Introducing the new Merason DAC1 Mk II D/A Converter. Over a year’s time was spent carefully considering how to improve upon our award-winning design to offer customers around the world even greater musical enjoyment, and we could not be happier with the results which are described below.
The structure and routing layout of the PCB was entirely re-designed resulting in a significantly reduced impedance and loss-free power supply delivery to each individual component. In addition, the shielding against external interference was also greatly improved.
High precision SMD components are now predominantly used throughout the design due to their superior performance characteristics. Unlike the THT parts previously used, the SMD components offer a far shorter component to conductor path resulting in much lower losses. The capacitors in both low-pass filters now have a dielectric made of polystyrene, a material well proven
for high performance audio applications.
New Thermal Concept
New in the Merason DAC1 Mk II is a sophisticated mounting procedure of the power transistors to their individual heat sinks using custom designed disc springs. This intricate method allows for a precisely defined contact pressure, achieving optimal temperature equalization of the paired transistors. This application has dramatically reduced harmonic distortion in the signal path.
All these measures have led to an even wider and deeper sound stage. The dynamics are clearly greater, with the transient speed and attack reminiscent of live music. Although the measured output level has remained identical, one has the impression that the Merason DAC1 Mk II plays louder with a much quieter background. Micro/Macro details are resolved more distinctly, with new details emerging from familiar recordings that were not previously recognizable. The sound image has become even airier and lighter, with bass now much more weighted and defined. All in all, a converter that plays in a higher league!!
DUAL MONO MODE
Because of their special architecture, but ultimately from a purely sonic point of view, Daniel Frauchiger decided on two Burr-Brown PCM1794-A converter chips. In mono mode, the DAC uses one for each stereo channel. In this way, the PCM1794A has a dynamic range of 132 decibels. That is five decibels more than a stereo circuit with just one component.

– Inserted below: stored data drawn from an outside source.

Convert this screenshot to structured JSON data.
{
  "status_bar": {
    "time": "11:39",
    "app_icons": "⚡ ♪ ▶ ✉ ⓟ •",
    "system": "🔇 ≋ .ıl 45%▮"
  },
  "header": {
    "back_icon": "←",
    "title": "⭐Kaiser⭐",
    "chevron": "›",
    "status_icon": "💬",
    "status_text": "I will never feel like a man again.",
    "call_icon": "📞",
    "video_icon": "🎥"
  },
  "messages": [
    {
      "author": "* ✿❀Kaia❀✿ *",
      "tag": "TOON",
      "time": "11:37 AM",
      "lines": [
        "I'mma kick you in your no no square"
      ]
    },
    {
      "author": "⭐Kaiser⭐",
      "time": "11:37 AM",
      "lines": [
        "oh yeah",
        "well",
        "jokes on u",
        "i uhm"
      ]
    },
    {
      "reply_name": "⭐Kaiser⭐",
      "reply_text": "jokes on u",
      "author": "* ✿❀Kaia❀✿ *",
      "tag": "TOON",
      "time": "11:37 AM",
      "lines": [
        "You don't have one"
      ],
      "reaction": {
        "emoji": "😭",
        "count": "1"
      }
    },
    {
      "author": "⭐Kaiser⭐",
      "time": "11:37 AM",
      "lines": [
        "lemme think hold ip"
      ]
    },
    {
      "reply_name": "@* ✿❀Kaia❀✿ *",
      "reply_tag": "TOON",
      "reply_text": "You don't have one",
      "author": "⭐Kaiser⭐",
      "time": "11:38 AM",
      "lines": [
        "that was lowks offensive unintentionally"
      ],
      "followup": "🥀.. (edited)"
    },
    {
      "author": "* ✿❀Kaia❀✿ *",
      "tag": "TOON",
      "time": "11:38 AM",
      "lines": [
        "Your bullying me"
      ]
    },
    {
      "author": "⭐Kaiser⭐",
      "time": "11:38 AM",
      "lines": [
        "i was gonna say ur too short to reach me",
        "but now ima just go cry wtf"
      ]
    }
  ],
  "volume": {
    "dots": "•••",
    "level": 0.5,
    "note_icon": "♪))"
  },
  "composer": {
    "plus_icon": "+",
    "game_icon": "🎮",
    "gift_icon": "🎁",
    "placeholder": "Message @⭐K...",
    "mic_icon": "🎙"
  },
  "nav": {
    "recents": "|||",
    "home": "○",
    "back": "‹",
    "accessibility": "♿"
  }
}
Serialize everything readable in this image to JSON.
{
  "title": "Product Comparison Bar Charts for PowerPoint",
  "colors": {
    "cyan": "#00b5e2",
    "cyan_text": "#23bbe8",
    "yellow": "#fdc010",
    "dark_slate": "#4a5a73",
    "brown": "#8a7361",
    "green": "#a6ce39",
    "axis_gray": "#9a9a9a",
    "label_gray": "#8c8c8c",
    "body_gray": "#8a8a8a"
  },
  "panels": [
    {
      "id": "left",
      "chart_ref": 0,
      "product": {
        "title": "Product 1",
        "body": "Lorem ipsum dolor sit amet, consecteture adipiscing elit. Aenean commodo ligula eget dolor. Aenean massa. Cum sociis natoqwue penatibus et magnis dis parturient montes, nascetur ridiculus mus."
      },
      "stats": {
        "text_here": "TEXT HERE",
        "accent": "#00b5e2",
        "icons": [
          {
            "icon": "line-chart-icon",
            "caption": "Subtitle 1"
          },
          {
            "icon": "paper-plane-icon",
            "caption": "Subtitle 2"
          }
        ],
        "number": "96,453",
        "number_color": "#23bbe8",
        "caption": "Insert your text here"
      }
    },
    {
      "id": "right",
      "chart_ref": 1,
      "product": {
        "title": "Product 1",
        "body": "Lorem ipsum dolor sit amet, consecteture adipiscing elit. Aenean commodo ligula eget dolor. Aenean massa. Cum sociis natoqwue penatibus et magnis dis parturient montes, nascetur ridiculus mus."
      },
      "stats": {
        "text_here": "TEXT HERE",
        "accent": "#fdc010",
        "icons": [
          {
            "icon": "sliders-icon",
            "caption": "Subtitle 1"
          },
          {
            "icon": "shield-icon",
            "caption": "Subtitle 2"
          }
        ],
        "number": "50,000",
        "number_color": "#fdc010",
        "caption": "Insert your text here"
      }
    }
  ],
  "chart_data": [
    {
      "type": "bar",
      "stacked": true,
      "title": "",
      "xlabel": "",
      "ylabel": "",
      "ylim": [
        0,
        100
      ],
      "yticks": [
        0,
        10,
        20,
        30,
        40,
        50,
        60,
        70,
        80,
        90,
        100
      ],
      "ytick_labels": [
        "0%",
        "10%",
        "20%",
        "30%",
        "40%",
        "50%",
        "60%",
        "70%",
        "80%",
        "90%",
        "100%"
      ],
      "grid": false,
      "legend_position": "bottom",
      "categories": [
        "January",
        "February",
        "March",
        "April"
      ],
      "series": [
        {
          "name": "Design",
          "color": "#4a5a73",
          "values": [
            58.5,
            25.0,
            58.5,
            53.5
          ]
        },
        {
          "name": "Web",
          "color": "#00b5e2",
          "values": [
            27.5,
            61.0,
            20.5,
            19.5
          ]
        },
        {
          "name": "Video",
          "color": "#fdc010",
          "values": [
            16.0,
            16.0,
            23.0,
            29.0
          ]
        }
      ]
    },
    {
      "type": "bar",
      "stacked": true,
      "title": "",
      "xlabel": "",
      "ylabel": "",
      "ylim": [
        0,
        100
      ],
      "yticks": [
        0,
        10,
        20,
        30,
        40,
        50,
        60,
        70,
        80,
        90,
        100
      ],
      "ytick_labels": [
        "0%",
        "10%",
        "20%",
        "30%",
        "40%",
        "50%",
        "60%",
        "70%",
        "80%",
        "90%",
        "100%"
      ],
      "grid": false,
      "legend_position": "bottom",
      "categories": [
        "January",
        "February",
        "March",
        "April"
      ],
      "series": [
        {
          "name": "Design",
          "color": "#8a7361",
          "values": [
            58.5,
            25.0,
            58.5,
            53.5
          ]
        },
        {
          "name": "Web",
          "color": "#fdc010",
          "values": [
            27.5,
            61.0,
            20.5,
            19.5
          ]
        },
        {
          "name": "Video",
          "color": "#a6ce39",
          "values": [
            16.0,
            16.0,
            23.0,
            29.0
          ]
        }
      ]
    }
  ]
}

DISCRETE CLASS A CURRENT OUTPUT
Since the PCM1794A has a current output, the current signal is converted into a voltage signal. This is not done using operational amplifiers, but rather in a complex, discrete structure. The voltage signal obtained in this way is buffered in the output stage using Class A technology and is present at the XLR output sockets as a symmetrical output signal and at the Cinch sockets as an asymmetrical output signal.
FULLY SYMMETRICAL SIGNAL OUTPUT PATH
The analog signal processing is consistently symmetrical from the converter module to the output. Low-pass filters with high-quality, expensive silver mica capacitors and coupling capacitors are located between the converter module and the output as a safety measure against unwanted DC voltage. Great attention was paid to the layout of the motherboard so that the extraordinarily high signal-to-noise ratio could be achieved.
SEPARATE MULTIPLE POWER SUPPLY RAILS
A separate, generously dimensioned transformer is responsible for the digital circuit. The rectified voltage is regulated to 5 volt rails, and independent 3.3 volt rails. Each functional unit has its own power supply, and in total there are twelve of them. The analog circuit is fed by the second transformer.
The controller is discreet and is characterized by an extremely low interference voltage.
HIGH QUALITY INPUT INTERFACES
The USB input is realized with a high quality board from Amanero, the Combo 384, a board known for its musicality.
The Amanero board has two precise oscillators, one for the multiples of 44.1 kilohertz, one for the multiples of 48 kilohertz. It provides a cleanly clocked I2S signal with minimal jitter at the output.
The I2S signal is sent to the two converter chips in a galvanically isolated manner using a capacitive isolator module.
The signals arriving at the AES and S / PDIF sockets are galvanically isolated by a transformer. The clock of these signals and that of the Toslink signal is refreshed by the receiver module, a WM8804 from Wolfson or Cirrus Logic, using a quartz module and PLL, so that the jitter is also minimized here, and then passed on to the converter modules as an I2S signal.